1 cup (250 ml) plain yogurt, can be fat free
1 tsp bicarbonate of soda
1/2 cup brown sugar
1/2 cup oil (sunflower or canola)
1 cup oat bran
1 tsp vanilla extract/ essence
1 cup all-purpose flour
2 tsp baking powder
1/4 tsp salt
1/2 cup raisins or dates (optional)
1 tsp treacle sugar
1 rubber spatula
2 large bowls
1 X 12 muffin tray, or 2 X 6 muffin trays
1 ice cream scoop
Makes 12 muffins
Preparation: 15 minutes
Cooking time: 30-35 minutes
Preheat oven to 180C, coat muffin trays with Spray n Cook or butter.
Beat eggs and brown sugar in a medium bowl until smooth. Whisk in yogurt, oat bran, oil and vanilla.

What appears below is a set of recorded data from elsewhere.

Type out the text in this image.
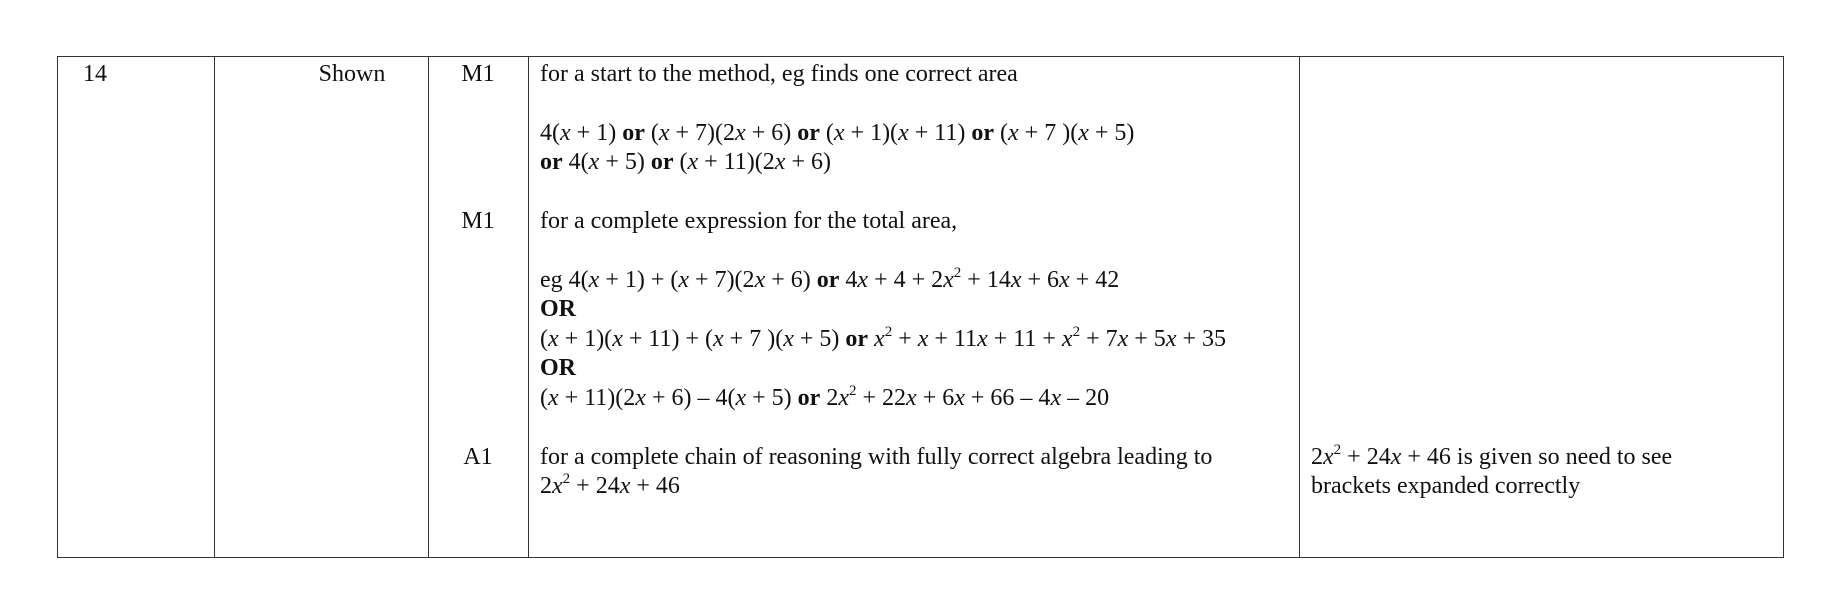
14	Shown	M1
M1
A1
for a start to the method, eg finds one correct area
4(x + 1) or (x + 7)(2x + 6) or (x + 1)(x + 11) or (x + 7 )(x + 5)
or 4(x + 5) or (x + 11)(2x + 6)
for a complete expression for the total area,
eg 4(x + 1) + (x + 7)(2x + 6) or $4x + 4 + 2x^2 + 14x + 6x + 42$
OR
(x + 1)(x + 11) + (x + 7 )(x + 5) or $x^2 + x + 11x + 11 + x^2 + 7x + 5x + 35$
OR
(x + 11)(2x + 6) – 4(x + 5) or $2x^2 + 22x + 6x + 66 - 4x - 20$
for a complete chain of reasoning with fully correct algebra leading to
$2x^2 + 24x + 46$
$2x^2 + 24x + 46$ is given so need to see
brackets expanded correctly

In a separate large bowl whisk all-purpose flour, baking powder and bicarbonate of soda. Make a well in the dry ingredients; add the wet ingredients and stir with a rubber spatula until just combined. Fold in raisins or dates, if using.
Use the ice cream scoop to evenly spoon the mixture into the trays. Sprinkle the treacle sugar onto the top of the muffins (just a little bit).
Place a mug of water into the oven to make sure there is enough moisture. Place the muffin trays on the same shelf in the oven. Cook for 30 minutes, test if the muffins are ready by poking a cake tester into the middle of the muffin, if it is a bit moist cook for a further 3-5 minutes.
Let them cool in the pan for 5 minutes. Loosen edges and turn muffins out onto a wire rack to cool slightly before serving.
Serve with butter, jam and a gorgeous cup of tea.
Don’t forget to store in an airtight container. A little tip, add 1 grated apple into the mixture for the muffins to stay moist for longer.